The number one key to her success? Unwavering focus on the issue most important to her constituents: fixing the terrible traffic and road conditions of Route 28. When people opened their doors to her, they all had one very obvious observation and question, and Del. Roem refused to let that constrain her conversation. As she put it, people might not understand what it means to be a transgender woman, but everyone understands traffic. At the same time, Del. Roem recognizes the significance of her election for the LGBTQ community. As the very first transgender woman elected to office, whether she wills it or not, Del. Roem is an effective ambassador. For her, it is both a privilege and a responsibility, and, for the young LGBTQ leaders waiting in the wings, it remains a privilege and a responsibility.

Del. Roem’s speech can be found on the UVA Law YouTube page. For the exclusive benefit of the readers of this publication, this reporter caught up with Del. Roem after the event and scored a really sweet selfie asked a few questions:

What’s one message you’d like to give to people who weren’t able to make it tonight? If you’re well qualified and you’ve got good ideas, then get your ideas to the table. You can succeed by being who you are not despite of it.

What’s the one core attribute that makes a good politician? Constituent service above all else. Don’t single out and stigmatize your constituents.

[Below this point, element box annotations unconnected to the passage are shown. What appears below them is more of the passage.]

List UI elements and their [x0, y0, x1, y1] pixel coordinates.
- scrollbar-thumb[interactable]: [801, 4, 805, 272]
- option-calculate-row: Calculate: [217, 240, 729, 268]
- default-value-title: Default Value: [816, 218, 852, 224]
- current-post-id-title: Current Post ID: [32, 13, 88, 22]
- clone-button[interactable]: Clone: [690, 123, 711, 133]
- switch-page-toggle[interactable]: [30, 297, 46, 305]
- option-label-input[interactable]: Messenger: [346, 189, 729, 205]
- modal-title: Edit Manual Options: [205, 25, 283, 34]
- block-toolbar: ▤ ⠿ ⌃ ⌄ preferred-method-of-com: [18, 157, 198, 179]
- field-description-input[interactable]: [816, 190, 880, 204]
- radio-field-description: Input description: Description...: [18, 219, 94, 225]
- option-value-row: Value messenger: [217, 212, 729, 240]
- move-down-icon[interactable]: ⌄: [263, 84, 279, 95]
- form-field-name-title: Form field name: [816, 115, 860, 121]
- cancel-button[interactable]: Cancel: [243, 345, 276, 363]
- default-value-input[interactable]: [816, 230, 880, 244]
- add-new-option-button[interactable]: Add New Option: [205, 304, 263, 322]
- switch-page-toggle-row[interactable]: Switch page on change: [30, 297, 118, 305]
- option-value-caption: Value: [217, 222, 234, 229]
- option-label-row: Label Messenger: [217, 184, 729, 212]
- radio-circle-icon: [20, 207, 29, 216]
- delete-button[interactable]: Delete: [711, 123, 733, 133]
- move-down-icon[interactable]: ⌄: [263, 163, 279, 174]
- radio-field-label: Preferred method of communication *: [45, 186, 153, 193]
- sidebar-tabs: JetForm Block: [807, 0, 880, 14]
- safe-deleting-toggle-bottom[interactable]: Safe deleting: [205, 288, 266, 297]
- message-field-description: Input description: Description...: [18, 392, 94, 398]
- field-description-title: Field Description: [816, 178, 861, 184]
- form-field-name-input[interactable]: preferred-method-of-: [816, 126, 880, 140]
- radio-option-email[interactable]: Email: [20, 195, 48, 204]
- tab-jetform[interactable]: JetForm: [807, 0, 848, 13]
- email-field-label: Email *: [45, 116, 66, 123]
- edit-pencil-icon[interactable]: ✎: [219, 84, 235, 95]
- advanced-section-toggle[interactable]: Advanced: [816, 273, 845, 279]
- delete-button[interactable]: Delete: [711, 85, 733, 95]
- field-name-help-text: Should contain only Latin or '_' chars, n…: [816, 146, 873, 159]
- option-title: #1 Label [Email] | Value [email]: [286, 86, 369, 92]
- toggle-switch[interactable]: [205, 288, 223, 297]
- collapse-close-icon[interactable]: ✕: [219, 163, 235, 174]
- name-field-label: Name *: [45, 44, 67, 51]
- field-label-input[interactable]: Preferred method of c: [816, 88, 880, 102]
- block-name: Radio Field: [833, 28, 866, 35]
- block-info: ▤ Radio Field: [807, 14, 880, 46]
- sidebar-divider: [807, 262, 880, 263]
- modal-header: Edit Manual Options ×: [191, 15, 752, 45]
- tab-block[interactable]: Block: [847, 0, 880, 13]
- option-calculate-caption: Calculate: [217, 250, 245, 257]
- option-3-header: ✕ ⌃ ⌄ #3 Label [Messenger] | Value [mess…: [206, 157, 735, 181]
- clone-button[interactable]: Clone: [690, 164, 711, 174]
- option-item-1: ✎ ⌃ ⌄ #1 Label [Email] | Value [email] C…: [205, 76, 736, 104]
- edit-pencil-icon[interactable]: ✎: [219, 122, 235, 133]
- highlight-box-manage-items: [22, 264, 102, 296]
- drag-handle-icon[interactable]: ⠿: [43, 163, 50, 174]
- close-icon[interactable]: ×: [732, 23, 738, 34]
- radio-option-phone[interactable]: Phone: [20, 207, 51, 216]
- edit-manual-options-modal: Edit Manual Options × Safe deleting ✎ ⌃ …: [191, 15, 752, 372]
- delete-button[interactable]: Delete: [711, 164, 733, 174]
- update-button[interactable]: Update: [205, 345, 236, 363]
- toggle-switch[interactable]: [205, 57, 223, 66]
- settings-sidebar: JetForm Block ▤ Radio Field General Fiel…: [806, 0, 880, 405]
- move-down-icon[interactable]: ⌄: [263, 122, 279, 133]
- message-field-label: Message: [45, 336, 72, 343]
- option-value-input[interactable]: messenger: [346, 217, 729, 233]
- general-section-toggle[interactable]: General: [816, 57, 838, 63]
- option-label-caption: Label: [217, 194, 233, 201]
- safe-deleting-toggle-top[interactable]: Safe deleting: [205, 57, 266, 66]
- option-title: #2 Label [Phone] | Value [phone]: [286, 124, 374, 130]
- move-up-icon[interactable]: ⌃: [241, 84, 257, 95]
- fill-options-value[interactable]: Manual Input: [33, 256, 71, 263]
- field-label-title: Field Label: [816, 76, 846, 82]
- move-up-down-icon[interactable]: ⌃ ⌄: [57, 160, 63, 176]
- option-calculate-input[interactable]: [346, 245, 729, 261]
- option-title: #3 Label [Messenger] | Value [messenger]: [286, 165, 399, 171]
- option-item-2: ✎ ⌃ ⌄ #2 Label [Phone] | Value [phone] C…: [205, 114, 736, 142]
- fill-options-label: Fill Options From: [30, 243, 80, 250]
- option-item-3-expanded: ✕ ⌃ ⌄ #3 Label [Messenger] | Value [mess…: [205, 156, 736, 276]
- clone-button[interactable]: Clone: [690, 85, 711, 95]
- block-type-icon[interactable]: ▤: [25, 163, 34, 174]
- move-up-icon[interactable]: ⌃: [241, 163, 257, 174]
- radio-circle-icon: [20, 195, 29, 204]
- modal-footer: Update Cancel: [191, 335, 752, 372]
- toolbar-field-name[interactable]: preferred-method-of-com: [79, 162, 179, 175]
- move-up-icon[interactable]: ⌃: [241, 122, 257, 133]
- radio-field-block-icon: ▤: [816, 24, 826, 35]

Do you have any advice for people who feel caught between public service and the private sector? Think of someone who really needs you and, if you weren’t there, think of who would support them. And if you think, in that moment, that a firm is still where you ought to be, then go. But if the thought of that human being who needs your help sticks in your mind, then figure out how to help them.

This reporter also caught up with Sensenig:

Where did you get the inspiration for this event? From Kendall Burchard, current president of Virginia Law Women, who hosted an event last year called “Elect Her.” We also wanted to host an event that would support people going out for office.

What are your next steps? We’re currently deciding now if we want to stick to a one-day symposium format or if we want to do smaller events throughout the year. In either case, we’re done for this year, but please be on the lookout for another ELE(Q)T event next year.

Would you like to say a few words to our readers? VOTE, VOTE, VOTE! There are great student organizations on grounds helping to get people registered: Virginia Law Democrats and Virginia Law Republicans.  Also, come to Lambda events and be a good ally. If we’re something you care about, come out and support us.